Di belakang rumah, Suti membantu mbakyunya membersihkan peralatan makan.
"Yu...."
"Ya?"
"Yu Min kenal ndak, dengan calonnya yu Tining?"
"Tidak, Kenapa kau tanyakan?"
"Yu Tining itu cantik. Menurut yu Min, cantik ndak?"
"Dia cantik. Cantik dan manis."
"Ho'oh. Pantesnya jadian sama mas mbarep ya ?"
Mintarsih mengusap mata.
"Yu.... Yu Min menangis?"
Mintorini menunduk. Menyembunyikan tangisnya diam diam,
"Aku kasihan pada mas nDung, Sut. Sudah lama aku tau, dia menyukai Tining. Bgaimana perasaannya sekarang, kita pasti bisa ikut merasakan."

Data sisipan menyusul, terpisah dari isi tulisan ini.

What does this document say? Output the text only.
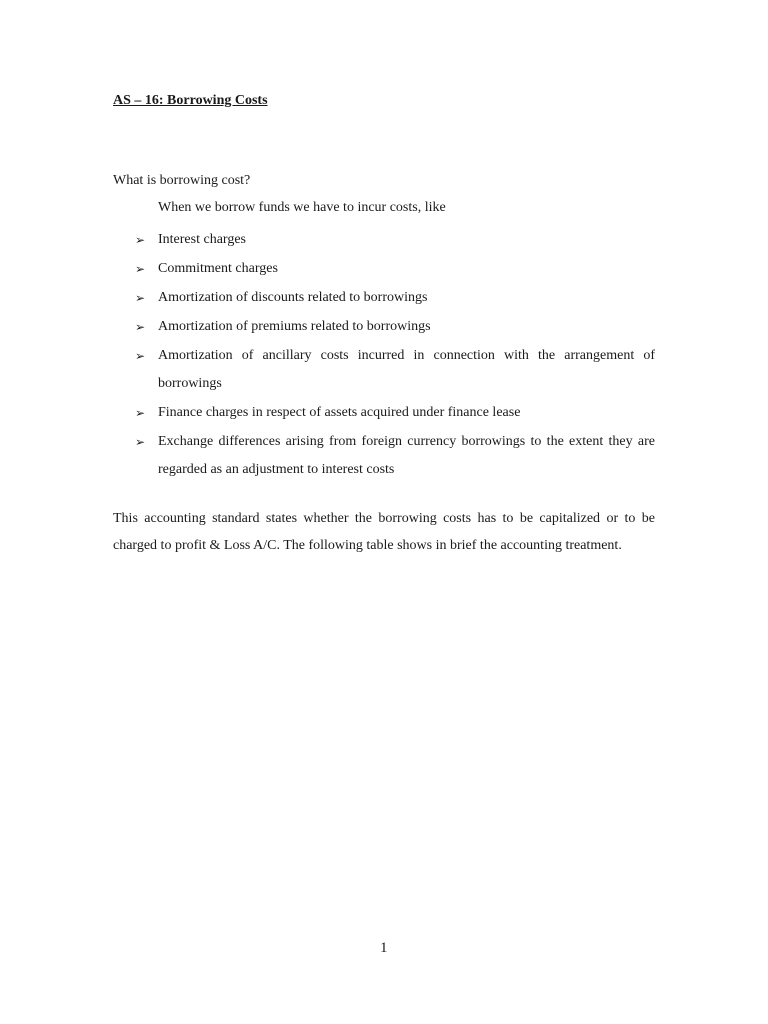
AS – 16: Borrowing Costs
What is borrowing cost?
When we borrow funds we have to incur costs, like
➢ Interest charges
➢ Commitment charges
➢ Amortization of discounts related to borrowings
➢ Amortization of premiums related to borrowings
➢ Amortization of ancillary costs incurred in connection with the arrangement of borrowings
➢ Finance charges in respect of assets acquired under finance lease
➢ Exchange differences arising from foreign currency borrowings to the extent they are regarded as an adjustment to interest costs

This accounting standard states whether the borrowing costs has to be capitalized or to be charged to profit & Loss A/C. The following table shows in brief the accounting treatment.

1
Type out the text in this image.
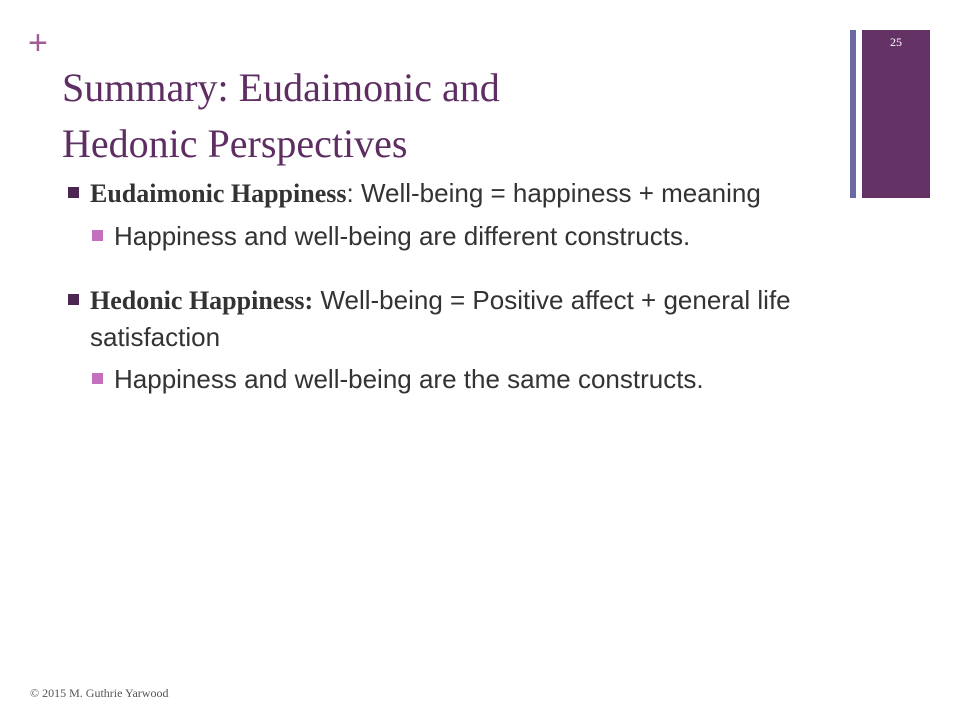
+
Summary: Eudaimonic and
Hedonic Perspectives
25
Eudaimonic Happiness: Well-being = happiness + meaning
Happiness and well-being are different constructs.
Hedonic Happiness: Well-being = Positive affect + general life satisfaction
Happiness and well-being are the same constructs.
© 2015 M. Guthrie Yarwood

"Aku jadi ingin tau," kata Suti gemas. "Seberapa hebatnya sih laki2 itu?"
Makin keras tangis Mintorini Tertahan tahan, hingga menyesakkan dadanya sendiri.
"Sebaiknya besok aku kesana, " kata Suti.
"Hush! Jangan sembrono kamu Sut."
"Yu Min bikin jajan ya, aku antarkan buat yu Tining besok. Siapa tau ada cerita tentang calon suaminya. Yu Min bisa kan?"
Mintorini membersit hidung, mengangguk setuju. Keduanya berpandangan dan tersenyum.
"Dasar kancil. Banyak akalnya," Mintorini menjitak adiknya gemas.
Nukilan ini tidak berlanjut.